Il trono di ghiaccio
- Autore: Sarah J. Maas
- Genere: Fantasy
- Categoria: Narrativa Straniera
- Anno di pubblicazione: 2013
“Il trono di ghiaccio”, romanzo d’esordio dell’autrice statunitense Sarah J. Maas, è il primo capitolo dell’omonima serie fantasy che al momento sta letteralmente mandando fuori di testa gli appassionati del genere. O forse dovrei dire le appassionate. Ma ci arriveremo.
E’ diventato famoso come il miglior recente ritrovato del self-publishing americano, sebbene la definizione non sia del tutto corretta. In effetti, l’autrice iniziò pubblicando la sua storia su FictionPress.com, attirando in seguito l’attenzione della casa editrice Bloomsbury, con cui iniziò la collaborazione che portò alla pubblicazione di “Throne of Glass” nel 2012 e “Crown of Midnight” nel 2013, oltre che di cinque racconti ambientati nel periodo antecedente la serie vera e propria e poi raccolti nel volume “The Assassin’s Blade”. Avendo letto questi prequel, così freschi nello stile e dinamici nella narrazione, ci si aspetterebbe un romanzo avventuroso, intrigante, architettato a dovere e, soprattutto, pieno zeppo di combattimenti, battaglie, quel che volete, purché sia azione. Ci si aspetterebbe, insomma, tutto quel che “Il trono di ghiaccio”, ahimé, non è.
L’abilissima assassina Celaena Sardothien è reduce da un anno di schiavitù nelle miniere di sale di Endovier, quando il tenebroso capitano Chaol e l’affascinante principe Dorian giungono da lei con una richiesta: partecipare come loro protetta al torneo indetto dal re per scegliere il nuovo paladino reale. Sebbene la prospettiva di servire il tiranno che ha distrutto metà del continente sia una prospettiva poco allettante, pur di lasciare quel campo di prigionia la ragazza accetta. Una volta al castello, però, Celaena si trova invischiata in una faccenda più grande di quel che avrebbe immaginato, tra strani omicidi, spettri e creature di altri mondi.
«Il mio nome è Celaena Sardothien e non avrò paura.»
Una trama di tutto rispetto, direi, che però non riesce mai a rendere conto appieno di tutto quel che promette. Il motivo del torneo è ridotto a poco più che un elemento di sfondo, e tutto il resto, fantasmi, passaggi segreti, evocazioni di demoni è trattato con così tanta noncuranza da risultare come un’accozzaglia indistinta di potenziali sprecati, entro un quadro generale che, perdonate il gioco di parole, non quadra affatto. Gli eventi si susseguono l’un l’altro come trascinati da una corrente cieca e sorda alle esigenze di un impianto narrativo di base che è palesemente abbandonato all’incuria. Pensandoci, forse è questo il motivo per cui le annesse short stories posso essere collocate a un livello superiore: essendo appunto racconti brevi, non necessitano di quell’attenta costruzione verso cui Sarah Maas ha mostrato qui tanta negligenza.

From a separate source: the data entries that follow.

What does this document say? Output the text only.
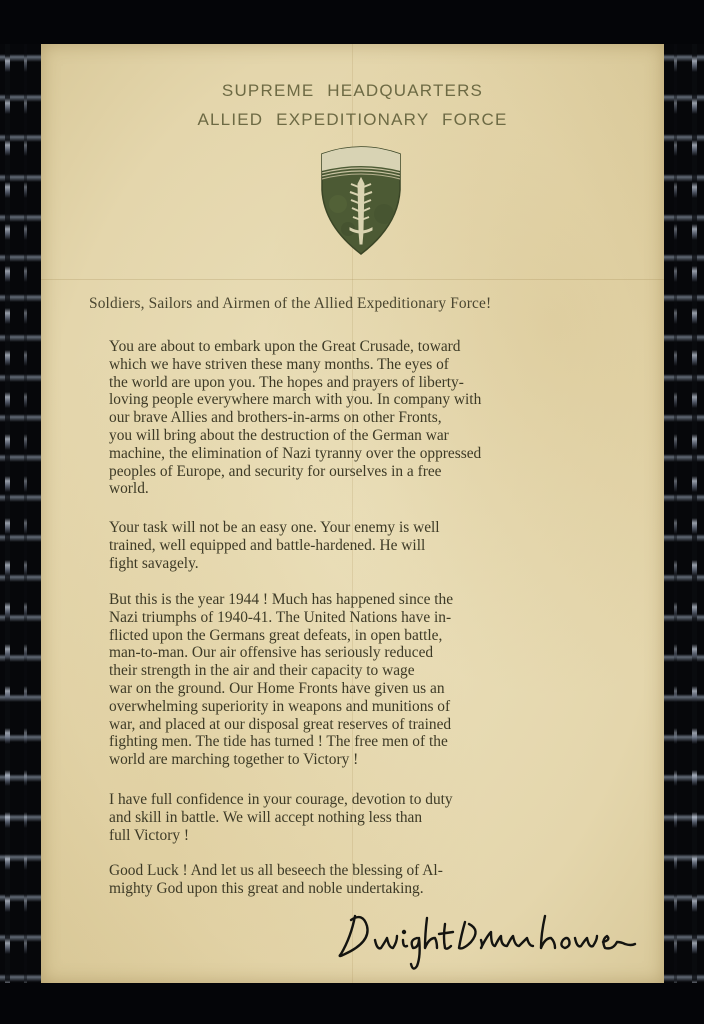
SUPREME HEADQUARTERS
ALLIED EXPEDITIONARY FORCE
Soldiers, Sailors and Airmen of the Allied Expeditionary Force!
You are about to embark upon the Great Crusade, toward
which we have striven these many months. The eyes of
the world are upon you. The hopes and prayers of liberty-
loving people everywhere march with you. In company with
our brave Allies and brothers-in-arms on other Fronts,
you will bring about the destruction of the German war
machine, the elimination of Nazi tyranny over the oppressed
peoples of Europe, and security for ourselves in a free
world.
Your task will not be an easy one. Your enemy is well
trained, well equipped and battle-hardened. He will
fight savagely.
But this is the year 1944 ! Much has happened since the
Nazi triumphs of 1940-41. The United Nations have in-
flicted upon the Germans great defeats, in open battle,
man-to-man. Our air offensive has seriously reduced
their strength in the air and their capacity to wage
war on the ground. Our Home Fronts have given us an
overwhelming superiority in weapons and munitions of
war, and placed at our disposal great reserves of trained
fighting men. The tide has turned ! The free men of the
world are marching together to Victory !
I have full confidence in your courage, devotion to duty
and skill in battle. We will accept nothing less than
full Victory !
Good Luck ! And let us all beseech the blessing of Al-
mighty God upon this great and noble undertaking.
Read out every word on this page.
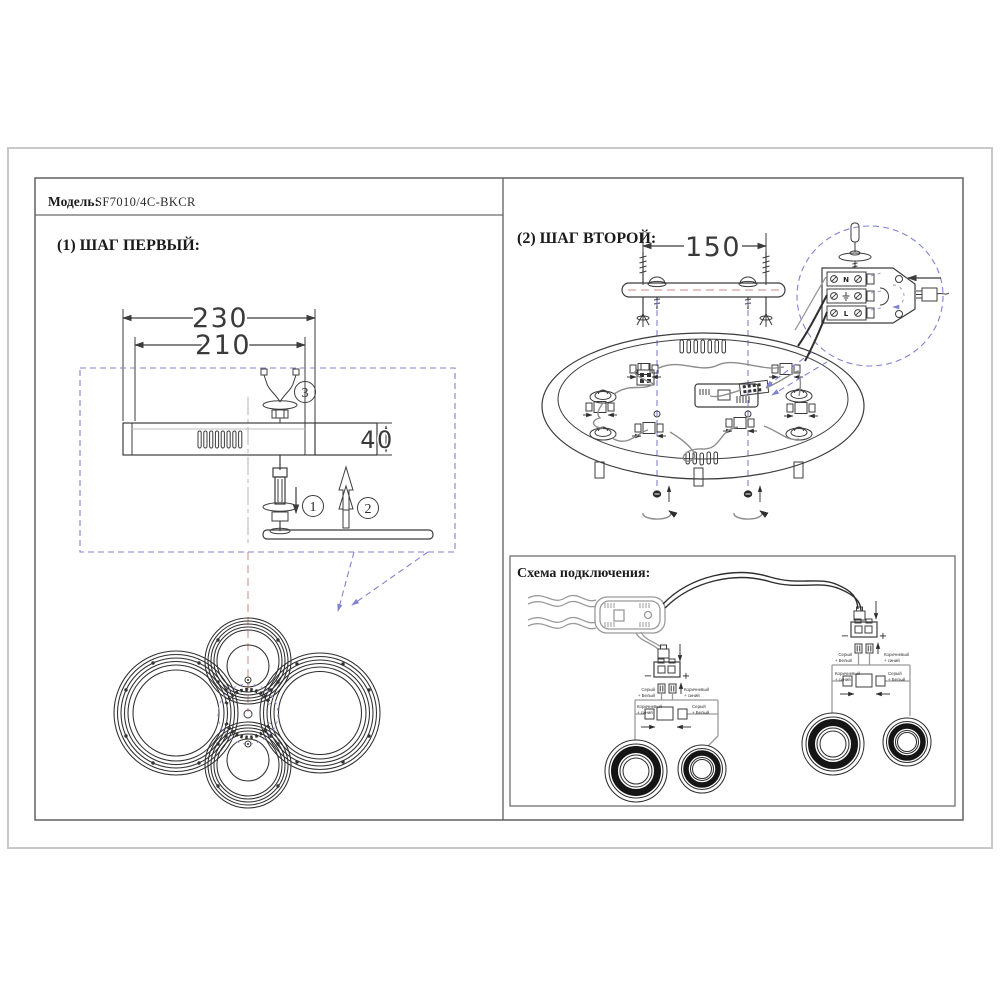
Модель:
SF7010/4C-BKCR
(1) ШАГ ПЕРВЫЙ:
230
210
40
3
1	2
(2) ШАГ ВТОРОЙ: 150
N
L
Схема подключения:
−	+
Серый
+ Белый
Коричневый
+ синий
Коричневый
+ синий
Серый
+ Белый
−	+
Серый
+ Белый
Коричневый
+ синий
Коричневый
+ синий
Серый
+ Белый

Nella protagonista, neanche a dirlo, si nota una regressione formidabile verso le più totali frivolezza e insulsaggine, considerando la maturità che a caro prezzo aveva acquisito nel corso di “The Assassin’s Blade”. Le scaramucce che intrattiene abbastanza frequentemente con i due fusti di turno la rendono al tempo stesso più simpatica e più insopportabile: non dovresti essere a tagliare gole e pedinare loschi figuri, mia cara? Non dovresti comportarti come lo spietato sicario che dici da un libro intero di essere –senza peraltro fornire alcuna prova- invece di giocare all’oca giuliva? Un titolo che richiamasse la sconfortante vacuità della protagonista sarebbe stato assai azzeccato, oltre che più coerente con il contenuto del libro.
E che dire dei suoi prestanti accompagnatori? Chaol forse può suscitare tenerezza e approvazione, ma Dorian, il principe, è solo di qualche gradino superiore a Celaena. E considerando gli abissi di quest’ultima, siamo davvero in basso.
Ancora una volta, insomma, un romanzo in cui l’attenzione del lettore tende a focalizzarsi tutta sul triangolo amoroso, avendo messo l’autrice una buona dose di impegno a fare tabula rasa di tutto il resto.
Vista la mia innata riluttanza ad abbandonare le serie a metà, credo che persevererò nel mio autolesionismo e procederò comunque con il secondo volume, sebbene il primo mi abbia inflitto una delusione tanto cocente. E temo che ripetermi di essere partita aspettandomi troppo non serva a consolarmi.